Well, not really, no. Watercolourists might like to think so, but provided the watercolour is planned, and you realize you must work from light to dark, it isn't that hard.
BUT - watercolour can't half go wrong! (I speak with feeling: mine just did.) And if it does, there's very little you can do to rescue it - actually even that's a half truth. You can do a lot by overworking it with pastel, or with opaque acrylic - Chromacolour acrylic is one of the best for this (update that website, Chromacolour .... you said you were going to months ago). But of course once you do that, you don't really have a watercolour any more. People may, and often do, pretend that acrylic paintings are really watercolour, because they're painted with water, but we all know that's a little fib.
Or a whopping great lie, depending on preference.
There are water-soluble oils available now: are THEY watercolours too? Pull the other one.
So if a watercolour turns turtle on you, and you don't want to turn it into a mixed-media work, you've not much choice other than to bin it. But that's just a feature of the paint and the technique: it doesn't make watercolour painting intrinsically harder than any other medium. I've sweated more blood over oil paintings than I ever have over watercolour, even given the number of the latter I've torn up into little pieces while using language mother never taught me.

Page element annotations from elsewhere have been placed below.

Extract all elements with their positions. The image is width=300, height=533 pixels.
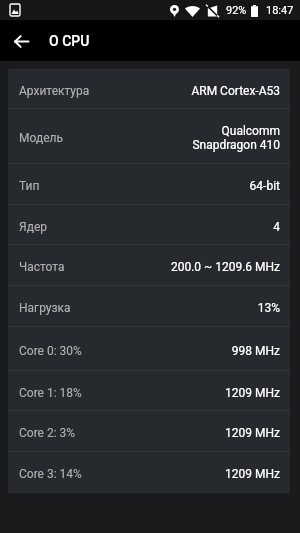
staticText: Snapdragon 410 — [192, 138, 280, 152]
staticText: 64-bit — [249, 179, 280, 193]
staticText: 92% — [226, 4, 247, 17]
staticText: Core 2: 3% — [19, 426, 76, 440]
staticText: Core 1: 18% — [19, 386, 82, 400]
staticText: 4 — [273, 220, 280, 234]
staticText: Частота — [19, 260, 65, 274]
staticText: Qualcomm — [221, 124, 280, 138]
staticText: 1209 MHz — [225, 426, 280, 440]
staticText: Тип — [19, 179, 40, 193]
staticText: 200.0 ~ 1209.6 MHz — [170, 260, 280, 274]
staticText: 1209 MHz — [225, 467, 280, 481]
button[interactable]: Архитектура — [8, 70, 290, 108]
staticText: Core 0: 30% — [19, 344, 82, 358]
button[interactable]: Тип — [8, 164, 290, 204]
staticText: Архитектура — [19, 84, 90, 98]
staticText: Ядер — [19, 220, 47, 234]
button[interactable]: Модель — [8, 109, 290, 163]
staticText: 13% — [257, 301, 280, 315]
button[interactable]: Ядер — [8, 205, 290, 244]
button[interactable]: Нагрузка — [8, 286, 290, 326]
staticText: Модель — [19, 131, 63, 145]
staticText: Core 3: 14% — [19, 467, 82, 481]
staticText: 998 MHz — [231, 344, 280, 358]
staticText: О CPU — [49, 33, 90, 49]
button[interactable]: Частота — [8, 245, 290, 285]
staticText: ARM Cortex-A53 — [191, 84, 280, 98]
button[interactable]: Core 2: 3% — [8, 411, 290, 451]
staticText: Нагрузка — [19, 301, 71, 315]
button[interactable]: Core 0: 30% — [8, 327, 290, 370]
button[interactable]: Core 3: 14% — [8, 452, 290, 492]
staticText: 18:47 — [266, 4, 294, 17]
button[interactable]: Back — [3, 23, 39, 59]
button[interactable]: Core 1: 18% — [8, 371, 290, 410]
staticText: 1209 MHz — [225, 386, 280, 400]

And there again, there are those who insist on "pure watercolour", by which they mean transparent paint with no body colour - white, in other words - mixed with it. You have to wonder how far they're prepared to take this - there IS body colour in a number of watercolour paints; some are just more opaque than others: eg, Light Red; the Cadmium colours; Turner's Yellow; Naples Yellow; Venetian Red. Would the "pure" watercolourists argue that these aren't pure watercolours? When, anyway, did pure watercolour - which I take to be the use of transparent single pigments, really - become a mark of refinement and distinction? Turner, Constable, Palmer, Cox, Cotman, Girtin, used whatever came their way to achieve their paintings: it's not a method sanctioned by time and custom - it's just that at some point I've been unable to trace, someone decided that the traditional English watercolour was actually nothing like traditional English watercolours, and instead invented a "classic" form of the medium entirely based on transparent washes on white paper.
It would be interesting to find out who it was who began this tradition - I suspect it's very much a 20th century phenomenon.
As it happens, I love a transparent watercolour - clear, clean washes laid over the paper, minimal colour mixing on the palette, colour dropped in to other colours to achieve optical mixing. But I could do without the hint of snobbishness about the method - as if it's the "right" way to paint in watercolour. It may be right for you, but don't erect a fence of prissiness around it and look down on other (and actually older) methods, the while assuring everyone how "difficult" it is. The technique is hit and miss, that's all: that makes it infuriating at times, but no harder than other media - painting is quite hard: if it weren't, no one would waste their time on it.